ふと、叔父の方を見遣ると、彼はこの状況を認められず、かと言ってこれ以上は意見を述べる事も許されていないので、口をパクパクさせながら戦慄いていた。
その顔は全然納得していないと言った顔であった。
そんな不服そうな態度に気付いて、ルーフェスは表面上穏やかな声でそっと釘を刺したのだった。
「速やかにラディウス男爵家を明け渡して、彼女達に帰る家を返してくださいね。」
しかし、叔父は歯軋りをしながらルーフェスを睨め付けるばかりで何も言わなかったので、ルーフェスは眉を顰めると、今度は大きな声で審議官に確認したのだった。
「こういうのって、強制的に排除できますよね?」
「期日までに明け渡さなければ、そうなりますね。」
その言葉を聞き出すと、ルーフェスは再び敵意を剥き出しの叔父へと向き合って、微笑みながら、サイド通告をしたのだった。

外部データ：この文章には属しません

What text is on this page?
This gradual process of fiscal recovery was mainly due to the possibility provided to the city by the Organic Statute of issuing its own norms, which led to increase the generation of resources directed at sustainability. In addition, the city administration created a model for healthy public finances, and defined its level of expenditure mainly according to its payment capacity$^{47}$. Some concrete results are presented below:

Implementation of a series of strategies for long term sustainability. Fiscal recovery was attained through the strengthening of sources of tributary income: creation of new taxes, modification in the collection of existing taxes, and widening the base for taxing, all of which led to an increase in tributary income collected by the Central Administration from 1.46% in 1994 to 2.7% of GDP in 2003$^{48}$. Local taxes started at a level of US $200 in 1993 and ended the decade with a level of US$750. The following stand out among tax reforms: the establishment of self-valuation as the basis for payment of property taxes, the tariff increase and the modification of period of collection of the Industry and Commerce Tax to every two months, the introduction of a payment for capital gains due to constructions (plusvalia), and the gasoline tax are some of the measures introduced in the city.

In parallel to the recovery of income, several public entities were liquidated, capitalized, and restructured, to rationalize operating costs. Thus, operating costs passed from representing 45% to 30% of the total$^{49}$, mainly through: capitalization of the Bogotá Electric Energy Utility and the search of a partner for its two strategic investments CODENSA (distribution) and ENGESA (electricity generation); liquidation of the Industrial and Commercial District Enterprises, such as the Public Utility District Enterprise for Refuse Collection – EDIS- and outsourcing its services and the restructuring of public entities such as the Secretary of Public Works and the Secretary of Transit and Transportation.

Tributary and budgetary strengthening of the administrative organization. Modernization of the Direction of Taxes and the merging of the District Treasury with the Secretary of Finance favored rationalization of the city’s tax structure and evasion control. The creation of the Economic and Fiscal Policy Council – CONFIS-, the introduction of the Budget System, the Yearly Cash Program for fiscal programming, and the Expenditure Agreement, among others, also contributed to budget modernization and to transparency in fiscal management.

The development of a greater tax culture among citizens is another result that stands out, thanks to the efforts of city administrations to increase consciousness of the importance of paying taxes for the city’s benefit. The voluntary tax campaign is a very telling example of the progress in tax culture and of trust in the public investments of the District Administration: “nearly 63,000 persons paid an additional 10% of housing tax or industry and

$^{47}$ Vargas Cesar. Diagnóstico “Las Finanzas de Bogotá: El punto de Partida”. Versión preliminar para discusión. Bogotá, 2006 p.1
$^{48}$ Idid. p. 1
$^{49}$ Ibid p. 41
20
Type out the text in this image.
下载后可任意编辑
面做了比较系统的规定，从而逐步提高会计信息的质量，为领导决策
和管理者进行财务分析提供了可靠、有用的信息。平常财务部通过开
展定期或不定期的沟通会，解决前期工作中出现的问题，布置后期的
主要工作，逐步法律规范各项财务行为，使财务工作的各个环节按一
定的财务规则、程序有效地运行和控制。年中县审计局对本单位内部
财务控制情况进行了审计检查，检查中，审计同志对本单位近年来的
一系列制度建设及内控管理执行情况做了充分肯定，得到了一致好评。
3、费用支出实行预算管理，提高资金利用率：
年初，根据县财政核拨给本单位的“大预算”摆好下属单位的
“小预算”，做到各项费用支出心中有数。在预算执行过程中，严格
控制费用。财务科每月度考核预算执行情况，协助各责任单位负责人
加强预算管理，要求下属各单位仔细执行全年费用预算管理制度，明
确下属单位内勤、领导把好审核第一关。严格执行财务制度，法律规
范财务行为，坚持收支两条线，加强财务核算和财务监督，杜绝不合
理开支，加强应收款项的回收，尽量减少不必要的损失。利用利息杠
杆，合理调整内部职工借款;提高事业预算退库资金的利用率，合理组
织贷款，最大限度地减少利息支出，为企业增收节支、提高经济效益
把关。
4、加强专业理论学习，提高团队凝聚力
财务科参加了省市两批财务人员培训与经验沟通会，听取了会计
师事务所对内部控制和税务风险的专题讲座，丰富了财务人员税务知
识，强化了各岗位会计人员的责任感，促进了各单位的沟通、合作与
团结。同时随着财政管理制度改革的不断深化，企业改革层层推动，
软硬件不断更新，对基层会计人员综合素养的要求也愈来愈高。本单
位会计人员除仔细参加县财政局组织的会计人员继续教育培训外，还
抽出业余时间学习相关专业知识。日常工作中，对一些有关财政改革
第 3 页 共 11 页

「我が家は魔術師の家系でね、僕一人で一個小隊位ならば簡単に壊滅させられるんです。だから変な事は画策しない方がいいですよ。」
顔は笑っているが、目は全く笑っていない。ルーフェスが獲物を射抜くような氷の視線で、その静かな怒りを叔父にぶつけると、叔父は「くそっ、覚えていろ!!」と、捨て台詞を吐いて、部屋から出ていったのだった。
「……あいつ、徹底的に潰した方が良いな……」
扉が閉まると、ルーフェスはボソリと不穏な独り言を言ったが、アンナは聞かなかった事にした。
なんにせよ、これで終わったのだ。
「審議官様、公平なご判断を有り難うございました。」
アンナはもう一度深々と頭を下げて感謝の言葉を口にすると、それからルーフェスの方を見た。
「ルーフェスも、有難う。貴方が居てくれたお陰で上手くいったわ。」
「どういたしまして。」
彼はいつもと同じ優しい笑みを浮かべて、アンナを見つめていた。
「さぁ、帰ろうか。」
「えぇ……帰りましょう。」
アンナは晴々しい気持ちでルーフェスから差し出された手を取ると、二人はもう一度礼をしてから裁判所を後にしたのだった。